The issue has deeply divided Britain. On the one hand, the right-wing has sought to use the controversy to add to the narrative that it has often resorted to: of a supposedly magnanimous, set upon Britain, apt to be exploited by rogue individuals such as an impudent “jihadi bride”. To this effect, many have attacked Begum’s comments that revealed her shock at the Home Office’s decision. “Thank god, Sajid Javid grasped Shamima Begum is the one person uniting Britain – against her,” declared a columnist in The Telegraph , accusing some of attempting to turn her into the nation’s “sweetheart”. This is ludicrous, as everyone who opposes the Home Office’s decision unanimously agrees that that she must come back to face the judicial consequences, whatever they be.

Migration to Britain

To many others, this has highlighted the dangerous trajectory of British politics, where citizenship and the concept of belonging are under threat, and at the mercy of a capricious political system. Britain’s attitude to migrants has already been under great scrutiny over its treatment of the Windrush generation (Commonwealth citizens who were invited to Britain between 1948 and 1971 to help rebuild the country after World War II, and were wrongly treated as illegal immigrants and some even deported). The Begum controversy highlights how only those with foreign roots are at the risk of losing citizenship. A white Brit without foreign ancestry would have no recourse to other countries and would therefore not be stripped of her citizenship. This makes the situation particularly discriminatory.

It raises other ethical questions. One Conservative MP asked in Parliament: “In removing British citizenship, the Home Secretary is essentially saying, ‘She’s somebody else’s problem’, but... ‘Which other country is supposed to look after her on our behalf?

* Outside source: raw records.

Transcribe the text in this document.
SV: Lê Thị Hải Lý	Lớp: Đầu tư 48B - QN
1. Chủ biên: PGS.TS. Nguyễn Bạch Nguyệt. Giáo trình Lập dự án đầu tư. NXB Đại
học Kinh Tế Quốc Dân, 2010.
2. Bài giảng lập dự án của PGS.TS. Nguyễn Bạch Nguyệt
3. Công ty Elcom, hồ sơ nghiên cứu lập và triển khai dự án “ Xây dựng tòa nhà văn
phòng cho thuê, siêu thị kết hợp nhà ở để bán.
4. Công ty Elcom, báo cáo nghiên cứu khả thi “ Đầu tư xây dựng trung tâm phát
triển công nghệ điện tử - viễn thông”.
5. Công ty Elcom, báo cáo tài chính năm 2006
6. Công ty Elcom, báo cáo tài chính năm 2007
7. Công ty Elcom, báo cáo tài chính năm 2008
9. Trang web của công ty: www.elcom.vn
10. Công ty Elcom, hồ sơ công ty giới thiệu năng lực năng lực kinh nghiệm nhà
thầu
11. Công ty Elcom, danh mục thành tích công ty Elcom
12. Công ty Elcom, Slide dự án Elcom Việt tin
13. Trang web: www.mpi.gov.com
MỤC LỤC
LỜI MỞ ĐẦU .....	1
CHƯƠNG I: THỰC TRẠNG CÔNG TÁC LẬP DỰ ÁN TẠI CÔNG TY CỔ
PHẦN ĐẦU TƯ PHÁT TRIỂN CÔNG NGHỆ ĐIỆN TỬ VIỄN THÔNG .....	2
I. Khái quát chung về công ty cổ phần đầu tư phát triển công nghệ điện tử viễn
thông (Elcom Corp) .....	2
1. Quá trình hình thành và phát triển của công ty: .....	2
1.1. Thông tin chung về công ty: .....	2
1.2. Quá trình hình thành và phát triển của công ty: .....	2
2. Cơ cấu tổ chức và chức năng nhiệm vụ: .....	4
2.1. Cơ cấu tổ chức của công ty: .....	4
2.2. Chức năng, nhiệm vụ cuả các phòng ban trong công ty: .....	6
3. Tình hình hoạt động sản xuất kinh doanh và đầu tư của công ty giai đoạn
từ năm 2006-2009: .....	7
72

Can you imagine the fury here if we took a French or Italian citizen who joined Islamic State?’” Others wonder about leaving a young woman, who could potentially do harm or radicalise others, in Syria, a country without resources and vulnerable to terrorist activity.

Through all this Mr. Javid has insisted that his decision is all about “keeping the country safe”. He has also questioned the capacity of Britain’s judicial system to hold Begum to account given that where she and others like her are is a “very lawless and dangerous place, so it is not always possible... to gather evidence of... activities that could be used to try to have a successful prosecution.” However, many in the law enforcement agencies disagree with this perspective. The head of Mi6, Alex Younger, told The Times that while those who returned did pose risks, they had the right to come back. Others have pointed to the mechanisms that exist for returnees, such as through the use of temporary exclusion orders that place conditions on their return and enable them to be monitored at home. Still others have noted that depriving Begum of her citizenship could send out the dangerous signal that Britain is playing into the hands of terrorist recruiters, who are eager to make minority communities in the U.K. feel isolated. However, it’s easy to see why Mr. Javid, widely seen as having prime ministerial ambitions, may disregard such considerations: A recent Sky News poll suggested that 76% of the public are in favour of Begum not being allowed to return.

What Begum did during her time with the ‘Caliphate’ and the extent to which she continues to sympathise with the IS is not known. The fact that she admitted to having no regrets is hardly a surprise given that she remains in a refugee camp that is home to many IS sympathisers. But if the starting point is to just go with the punitive instinct of an angry public and deprive a young woman, who was potentially brainwashed as a minor, of her fundamental rights, it is a dangerous time for democracy, due process and the rule of law.